The problem I have with the "Interleague games are mostly boring argument," and it was touched on by the Cleveland radio announcers last night, as well as having the Tigers/Rockies series brought up in this article, is that to acknowledge this, you also have to acknowledge that most NL vs. NL and AL vs. AL match-ups are also boring and then eventually you get to a question of why play baseball against boring teams at all? A's vs. Royals? I'll pass, thanks. Pittsburgh vs. Houston? Ewww...
That the Rockies series vs. the Tigers gets mentioned in this article is kind of a shame, because it was a very good series, and has been two seasons in a row. The other shame is that the Rockies have no natural AL rival, since Kansas City gets more involved in the Missouri vs. Missouri contests with St. Louis, rather than expanding their I-70 aspirations West as well.

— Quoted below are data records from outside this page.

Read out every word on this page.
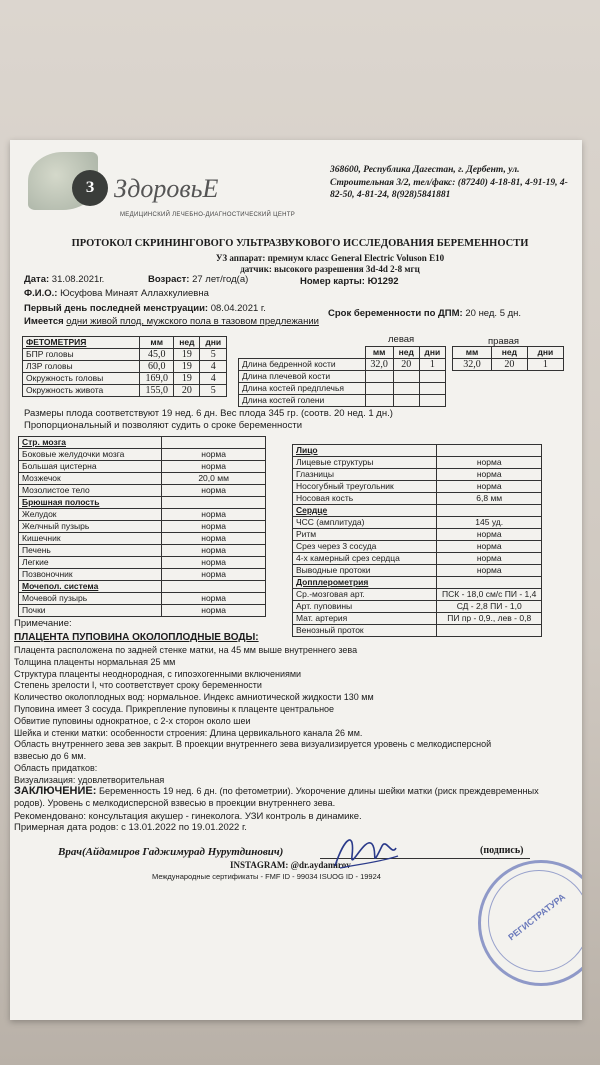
З ЗдоровьЕ
МЕДИЦИНСКИЙ ЛЕЧЕБНО-ДИАГНОСТИЧЕСКИЙ ЦЕНТР
368600, Республика Дагестан, г. Дербент, ул. Строительная 3/2, тел/факс: (87240) 4-18-81, 4-91-19, 4-82-50, 4-81-24, 8(928)5841881
ПРОТОКОЛ СКРИНИНГОВОГО УЛЬТРАЗВУКОВОГО ИССЛЕДОВАНИЯ БЕРЕМЕННОСТИ
УЗ аппарат: премиум класс General Electric Voluson E10
датчик: высокого разрешения 3d-4d 2-8 мгц
Дата: 31.08.2021г.	Возраст: 27 лет/год(а)	Номер карты: Ю1292
Ф.И.О.: Юсуфова Минаят Аллахкулиевна
Первый день последней менструации: 08.04.2021 г.	Срок беременности по ДПМ: 20 нед. 5 дн.
Имеется одни живой плод, мужского пола в тазовом предлежании
ФЕТОМЕТРИЯ	мм	нед	дни
БПР головы	45,0	19	5
ЛЗР головы	60,0	19	4
Окружность головы	169,0	19	4
Окружность живота	155,0	20	5
левая	правая
	мм	нед	дни
Длина бедренной кости	32,0	20	1
Длина плечевой кости			
Длина костей предплечья			
Длина костей голени			
мм	нед	дни
32,0	20	1
Размеры плода соответствуют 19 нед. 6 дн. Вес плода 345 гр. (соотв. 20 нед. 1 дн.)
Пропорциональный и позволяют судить о сроке беременности
Стр. мозга	
Боковые желудочки мозга	норма
Большая цистерна	норма
Мозжечок	20,0 мм
Мозолистое тело	норма
Брюшная полость	
Желудок	норма
Желчный пузырь	норма
Кишечник	норма
Печень	норма
Легкие	норма
Позвоночник	норма
Мочепол. система	
Мочевой пузырь	норма
Почки	норма
Лицо	
Лицевые структуры	норма
Глазницы	норма
Носогубный треугольник	норма
Носовая кость	6,8 мм
Сердце	
ЧСС (амплитуда)	145 уд.
Ритм	норма
Срез через 3 сосуда	норма
4-х камерный срез сердца	норма
Выводные протоки	норма
Допплерометрия	
Ср.-мозговая арт.	ПСК - 18,0 см/с ПИ - 1,4
Арт. пуповины	СД - 2,8 ПИ - 1,0
Мат. артерия	ПИ пр - 0,9., лев - 0,8
Венозный проток	
Примечание:
ПЛАЦЕНТА ПУПОВИНА ОКОЛОПЛОДНЫЕ ВОДЫ:
Плацента расположена по задней стенке матки, на 45 мм выше внутреннего зева
Толщина плаценты нормальная 25 мм
Структура плаценты неоднородная, с гипоэхогенными включениями
Степень зрелости I, что соответствует сроку беременности
Количество околоплодных вод: нормальное. Индекс амниотической жидкости 130 мм
Пуповина имеет 3 сосуда. Прикрепление пуповины к плаценте центральное
Обвитие пуповины однократное, с 2-х сторон около шеи
Шейка и стенки матки: особенности строения: Длина цервикального канала 26 мм.
Область внутреннего зева зев закрыт. В проекции внутреннего зева визуализируется уровень с мелкодисперсной
взвесью до 6 мм.
Область придатков:
Визуализация: удовлетворительная
ЗАКЛЮЧЕНИЕ: Беременность 19 нед. 6 дн. (по фетометрии). Укорочение длины шейки матки (риск преждевременных родов). Уровень с мелкодисперсной взвесью в проекции внутреннего зева.
Рекомендовано: консультация акушер - гинеколога. УЗИ контроль в динамике.
Примерная дата родов: с 13.01.2022 по 19.01.2022 г.
Врач(Айдамиров Гаджимурад Нурутдинович)	(подпись)
INSTAGRAM: @dr.aydamirov
Международные сертификаты - FMF ID - 99034 ISUOG ID - 19924
РЕГИСТРАТУРА
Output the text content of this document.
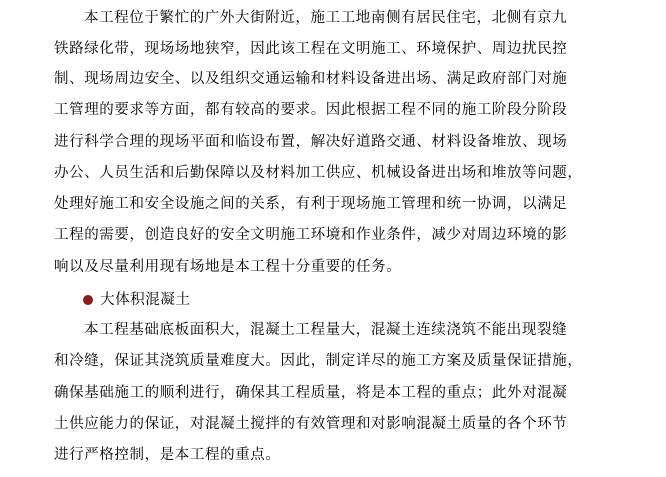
本工程位于繁忙的广外大街附近，施工工地南侧有居民住宅，北侧有京九
铁路绿化带，现场场地狭窄，因此该工程在文明施工、环境保护、周边扰民控
制、现场周边安全、以及组织交通运输和材料设备进出场、满足政府部门对施
工管理的要求等方面，都有较高的要求。因此根据工程不同的施工阶段分阶段
进行科学合理的现场平面和临设布置，解决好道路交通、材料设备堆放、现场
办公、人员生活和后勤保障以及材料加工供应、机械设备进出场和堆放等问题，
处理好施工和安全设施之间的关系，有利于现场施工管理和统一协调，以满足
工程的需要，创造良好的安全文明施工环境和作业条件，减少对周边环境的影
响以及尽量利用现有场地是本工程十分重要的任务。
大体积混凝土
本工程基础底板面积大，混凝土工程量大，混凝土连续浇筑不能出现裂缝
和冷缝，保证其浇筑质量难度大。因此，制定详尽的施工方案及质量保证措施，
确保基础施工的顺利进行，确保其工程质量，将是本工程的重点；此外对混凝
土供应能力的保证，对混凝土搅拌的有效管理和对影响混凝土质量的各个环节
进行严格控制，是本工程的重点。
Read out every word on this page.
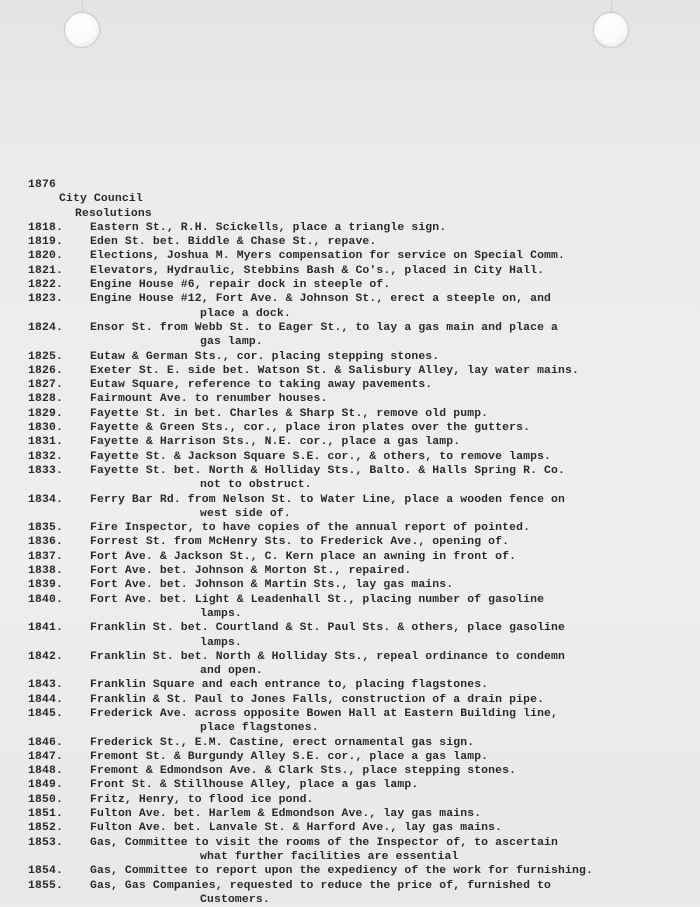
1876
City Council
Resolutions
1818.	Eastern St., R.H. Scickells, place a triangle sign.
1819.	Eden St. bet. Biddle & Chase St., repave.
1820.	Elections, Joshua M. Myers compensation for service on Special Comm.
1821.	Elevators, Hydraulic, Stebbins Bash & Co's., placed in City Hall.
1822.	Engine House #6, repair dock in steeple of.
1823.	Engine House #12, Fort Ave. & Johnson St., erect a steeple on, and
place a dock.
1824.	Ensor St. from Webb St. to Eager St., to lay a gas main and place a
gas lamp.
1825.	Eutaw & German Sts., cor. placing stepping stones.
1826.	Exeter St. E. side bet. Watson St. & Salisbury Alley, lay water mains.
1827.	Eutaw Square, reference to taking away pavements.
1828.	Fairmount Ave. to renumber houses.
1829.	Fayette St. in bet. Charles & Sharp St., remove old pump.
1830.	Fayette & Green Sts., cor., place iron plates over the gutters.
1831.	Fayette & Harrison Sts., N.E. cor., place a gas lamp.
1832.	Fayette St. & Jackson Square S.E. cor., & others, to remove lamps.
1833.	Fayette St. bet. North & Holliday Sts., Balto. & Halls Spring R. Co.
not to obstruct.
1834.	Ferry Bar Rd. from Nelson St. to Water Line, place a wooden fence on
west side of.
1835.	Fire Inspector, to have copies of the annual report of pointed.
1836.	Forrest St. from McHenry Sts. to Frederick Ave., opening of.
1837.	Fort Ave. & Jackson St., C. Kern place an awning in front of.
1838.	Fort Ave. bet. Johnson & Morton St., repaired.
1839.	Fort Ave. bet. Johnson & Martin Sts., lay gas mains.
1840.	Fort Ave. bet. Light & Leadenhall St., placing number of gasoline
lamps.
1841.	Franklin St. bet. Courtland & St. Paul Sts. & others, place gasoline
lamps.
1842.	Franklin St. bet. North & Holliday Sts., repeal ordinance to condemn
and open.
1843.	Franklin Square and each entrance to, placing flagstones.
1844.	Franklin & St. Paul to Jones Falls, construction of a drain pipe.
1845.	Frederick Ave. across opposite Bowen Hall at Eastern Building line,
place flagstones.
1846.	Frederick St., E.M. Castine, erect ornamental gas sign.
1847.	Fremont St. & Burgundy Alley S.E. cor., place a gas lamp.
1848.	Fremont & Edmondson Ave. & Clark Sts., place stepping stones.
1849.	Front St. & Stillhouse Alley, place a gas lamp.
1850.	Fritz, Henry, to flood ice pond.
1851.	Fulton Ave. bet. Harlem & Edmondson Ave., lay gas mains.
1852.	Fulton Ave. bet. Lanvale St. & Harford Ave., lay gas mains.
1853.	Gas, Committee to visit the rooms of the Inspector of, to ascertain
what further facilities are essential
1854.	Gas, Committee to report upon the expediency of the work for furnishing.
1855.	Gas, Gas Companies, requested to reduce the price of, furnished to
Customers.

The Royals/Rockies series for a variety of reasons never took off, and as a Rockies fan, I always hated them because the Royals seemed to win against us more than most AL squads.
At any rate, the Rockies get an off-day before continuing their odd road trip that will include a series at Yankee Stadium and a make-up game against the Cubs. While the Yankees are a considerable foe, they will not be going up against the typical NL patsy. As the Denver Post mentions, the Rockies have the best NL Interleague record since 2006, with a winning percentage of .619. What makes that more outstanding is that the typical NL team in that span has won at just a .430 clip, meaning that on average they'd have 16 fewer wins than the Rockies against AL opponents. Adding a three win handicap on the rest of the league each year is a major bonus for Colorado, and clearly a significant reason they won the Wild Card in two of those seasons.
That said, I should disclose that most of the Rockies advantage in this seems to come at home. AL teams visit NL stadiums and win at a very high clip, except for Coors Field, which continues to favor Colorado.
Rob Neyer takes a look at the Rockies roller coaster season to date, and still sees them as a favorite in the division. I'm still worried a bit by the Diamondbacks, as while their pitching success to date is out of sorts for the career production of the pitchers involved, on a whole team basis, it isn't at all fluky in a peripheral sense, they are actually earning and deserving their success on the mound so far. It could be one of those seasons where several people are having a career year at once (see the Giants offense last season) and as such, that makes them dangerous.
Rockies 41st round pick Taylor Martin is "probably attending UK" rather than signing a professional contract. All the Rockies high school picks from the 24th round on seem to be in this category of draft and follow through the summer before the team decides if they want to go out on a limb with a contract offer. Since the last collective bargaining agreement led to this practice, the Rockies have yet to sign a HS pick they've followed in this way, so I'm considering the chances of signing any of these players very slim.
Wisconsin's still waiting news from Russell Wilson, the Rockies 2B prospect could decide whether to play football again this week.